With the Before/After view on the screen, it was clear that the result would be a significant improvement for this image. The settings you can choose from include grain and sharpening. I checked out the grain slider. For this image, if I didn’t add grain, the jpg artifacts were still very apparent and they really detracted from the image because they were so visible. I opted to add a lot of grain to the image so I set the value to around 30 to soften and blend the artifacts.

I also checked out the Sharpen Edges setting to see how that would affect the image. For this image, I really didn’t want a lot of sharpening so I opted to set it to 40. This gave me some sharpening around the edges such as in her eyes but not really obvious haloing which the higher values produce.

Then, it is as simple as clicking Ok to blow up the image and be taken back to Lightroom where the blownup version appears in the same folder as the original so I found it alongside the original in the filmstrip.

From its original size the image is now nearly 1500 x 1900 pixels in size well suited to being used in a magazine and way more pleasing to look at than it was originally – sans artifacts.

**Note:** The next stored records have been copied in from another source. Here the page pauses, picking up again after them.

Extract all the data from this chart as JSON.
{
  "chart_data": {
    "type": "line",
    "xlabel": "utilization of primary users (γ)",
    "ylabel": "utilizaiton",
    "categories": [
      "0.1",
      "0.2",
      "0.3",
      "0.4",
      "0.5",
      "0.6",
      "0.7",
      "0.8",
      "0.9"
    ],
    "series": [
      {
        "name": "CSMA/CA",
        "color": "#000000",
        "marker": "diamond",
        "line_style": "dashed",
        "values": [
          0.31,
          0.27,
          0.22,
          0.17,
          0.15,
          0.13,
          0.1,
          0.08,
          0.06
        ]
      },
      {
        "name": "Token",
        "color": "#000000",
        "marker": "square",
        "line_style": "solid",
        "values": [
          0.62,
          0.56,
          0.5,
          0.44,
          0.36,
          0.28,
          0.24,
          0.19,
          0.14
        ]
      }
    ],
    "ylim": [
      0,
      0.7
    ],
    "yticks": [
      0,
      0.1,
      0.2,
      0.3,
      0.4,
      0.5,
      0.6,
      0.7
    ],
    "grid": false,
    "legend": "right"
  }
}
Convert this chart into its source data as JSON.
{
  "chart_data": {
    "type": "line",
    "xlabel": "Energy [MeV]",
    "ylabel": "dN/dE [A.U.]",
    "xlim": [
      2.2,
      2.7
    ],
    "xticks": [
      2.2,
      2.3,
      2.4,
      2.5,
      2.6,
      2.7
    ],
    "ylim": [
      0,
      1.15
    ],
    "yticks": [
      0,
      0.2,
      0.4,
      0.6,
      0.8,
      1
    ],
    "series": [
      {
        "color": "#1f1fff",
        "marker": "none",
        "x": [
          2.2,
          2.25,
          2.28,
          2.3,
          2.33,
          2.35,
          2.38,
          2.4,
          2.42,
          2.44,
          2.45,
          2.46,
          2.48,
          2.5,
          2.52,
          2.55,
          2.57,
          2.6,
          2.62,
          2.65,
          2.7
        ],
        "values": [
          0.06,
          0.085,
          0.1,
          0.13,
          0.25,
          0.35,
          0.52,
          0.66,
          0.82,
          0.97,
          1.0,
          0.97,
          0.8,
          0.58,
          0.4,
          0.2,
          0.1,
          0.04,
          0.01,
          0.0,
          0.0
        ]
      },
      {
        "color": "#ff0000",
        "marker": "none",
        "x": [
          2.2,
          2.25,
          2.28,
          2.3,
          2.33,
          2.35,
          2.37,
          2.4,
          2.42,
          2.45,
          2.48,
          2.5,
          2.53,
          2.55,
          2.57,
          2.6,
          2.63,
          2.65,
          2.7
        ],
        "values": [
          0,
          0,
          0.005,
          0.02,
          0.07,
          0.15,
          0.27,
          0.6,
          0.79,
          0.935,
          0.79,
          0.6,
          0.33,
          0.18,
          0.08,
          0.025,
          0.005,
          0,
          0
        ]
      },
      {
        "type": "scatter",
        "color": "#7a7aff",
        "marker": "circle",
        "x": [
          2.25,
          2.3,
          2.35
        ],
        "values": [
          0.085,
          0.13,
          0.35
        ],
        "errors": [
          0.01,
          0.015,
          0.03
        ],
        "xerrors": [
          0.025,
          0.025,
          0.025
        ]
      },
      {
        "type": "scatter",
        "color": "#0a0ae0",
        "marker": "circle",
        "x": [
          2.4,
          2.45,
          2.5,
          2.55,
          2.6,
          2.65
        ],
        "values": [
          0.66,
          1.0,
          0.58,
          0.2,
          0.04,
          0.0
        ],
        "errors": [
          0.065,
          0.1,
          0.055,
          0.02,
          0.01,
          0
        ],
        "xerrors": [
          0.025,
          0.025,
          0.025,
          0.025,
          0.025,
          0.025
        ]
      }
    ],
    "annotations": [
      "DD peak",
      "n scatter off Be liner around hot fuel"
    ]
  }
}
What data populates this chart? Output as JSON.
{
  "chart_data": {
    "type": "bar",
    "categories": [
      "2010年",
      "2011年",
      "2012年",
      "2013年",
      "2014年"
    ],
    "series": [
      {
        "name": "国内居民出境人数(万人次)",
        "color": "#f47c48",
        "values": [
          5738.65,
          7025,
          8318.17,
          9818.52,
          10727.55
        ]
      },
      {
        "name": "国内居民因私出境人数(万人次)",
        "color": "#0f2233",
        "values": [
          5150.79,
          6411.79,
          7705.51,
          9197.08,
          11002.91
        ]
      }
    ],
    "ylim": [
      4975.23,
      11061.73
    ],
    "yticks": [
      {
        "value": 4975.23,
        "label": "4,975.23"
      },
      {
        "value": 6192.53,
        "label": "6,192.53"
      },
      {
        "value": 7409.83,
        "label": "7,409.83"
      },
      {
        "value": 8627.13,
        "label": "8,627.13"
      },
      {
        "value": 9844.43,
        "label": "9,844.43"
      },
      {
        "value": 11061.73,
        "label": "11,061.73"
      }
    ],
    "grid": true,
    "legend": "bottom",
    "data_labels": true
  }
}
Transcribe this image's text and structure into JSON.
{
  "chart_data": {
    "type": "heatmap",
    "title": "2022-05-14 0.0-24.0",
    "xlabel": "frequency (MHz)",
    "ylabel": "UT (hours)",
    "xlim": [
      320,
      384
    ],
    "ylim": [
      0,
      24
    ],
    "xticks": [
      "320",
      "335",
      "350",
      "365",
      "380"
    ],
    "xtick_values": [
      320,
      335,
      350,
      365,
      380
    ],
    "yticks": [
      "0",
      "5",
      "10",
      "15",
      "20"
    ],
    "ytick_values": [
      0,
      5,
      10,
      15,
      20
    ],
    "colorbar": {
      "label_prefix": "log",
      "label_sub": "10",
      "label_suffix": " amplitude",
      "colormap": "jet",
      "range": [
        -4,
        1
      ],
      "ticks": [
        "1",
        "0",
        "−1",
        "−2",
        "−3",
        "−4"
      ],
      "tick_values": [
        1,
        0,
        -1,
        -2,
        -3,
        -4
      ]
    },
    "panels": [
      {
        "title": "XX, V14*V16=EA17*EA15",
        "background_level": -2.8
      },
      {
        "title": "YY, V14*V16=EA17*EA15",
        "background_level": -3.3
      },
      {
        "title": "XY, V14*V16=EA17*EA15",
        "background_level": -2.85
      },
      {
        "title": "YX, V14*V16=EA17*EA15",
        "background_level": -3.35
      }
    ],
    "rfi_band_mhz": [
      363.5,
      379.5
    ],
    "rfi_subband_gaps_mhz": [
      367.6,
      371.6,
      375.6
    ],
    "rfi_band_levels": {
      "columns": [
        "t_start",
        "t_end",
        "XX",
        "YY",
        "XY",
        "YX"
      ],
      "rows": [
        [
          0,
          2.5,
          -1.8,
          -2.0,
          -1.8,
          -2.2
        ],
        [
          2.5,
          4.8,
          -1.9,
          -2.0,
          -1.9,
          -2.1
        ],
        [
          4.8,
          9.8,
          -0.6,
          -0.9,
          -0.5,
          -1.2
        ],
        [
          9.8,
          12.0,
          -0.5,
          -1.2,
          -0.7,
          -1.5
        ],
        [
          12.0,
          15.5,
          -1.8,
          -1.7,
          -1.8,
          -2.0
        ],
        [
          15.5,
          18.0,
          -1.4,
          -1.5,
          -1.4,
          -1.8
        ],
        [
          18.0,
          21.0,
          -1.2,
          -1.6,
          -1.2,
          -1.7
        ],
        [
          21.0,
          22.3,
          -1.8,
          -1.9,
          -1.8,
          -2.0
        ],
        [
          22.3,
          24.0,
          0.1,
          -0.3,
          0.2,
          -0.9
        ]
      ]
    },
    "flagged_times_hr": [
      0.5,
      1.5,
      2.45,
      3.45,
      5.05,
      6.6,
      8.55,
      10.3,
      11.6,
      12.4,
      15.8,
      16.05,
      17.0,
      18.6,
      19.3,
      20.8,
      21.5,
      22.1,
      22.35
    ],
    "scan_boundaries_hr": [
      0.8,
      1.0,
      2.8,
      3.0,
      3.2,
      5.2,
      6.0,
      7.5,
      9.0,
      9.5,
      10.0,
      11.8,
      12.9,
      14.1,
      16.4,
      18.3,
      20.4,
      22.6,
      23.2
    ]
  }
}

If you need to enlarge images significantly this application has the goods.

Helen Bradley

Saturday, August 22nd, 2009

Cool Photo Apps #5 Making photos bigger

Not all good applications come in big shinny boxes like Photoshop and Photoshop Elements. Many cool photo apps are available on the web and they’re free.

These apps do things that other programs don’t. They are fun to use and practical. In this Cool Photo Apps series I’ll show you some of these.

Occasionally, you might want to resize an image by increasing its size – for example, when you need to make a cell phone photo large enough to print letter size!

While photos generally downsize well, upsizing them can be fraught with difficulties because you’re trying to create content that doesn’t exist.

One tool which does a good job is You can use the program online or download an offline version to install on your computer.

Here’s how to use the online program:

Step 1
Click the Start Here button in the 4Online Image Resizer box.

Step 2
Click Browse to select the photo to upload from your computer. Click Open and then click Submit.

Step 3
Once the image appears on the sites elect the size to upsize the image to and you can also select to Smooth, Sharpen, Crop or Stretch the image although some of these require you to register on the site and high resolution resizing can be purchased for a small fee.

Step 4
When the process if complete you will see the resized image on the screen. Right click and select Save Picture As to save the image to disk.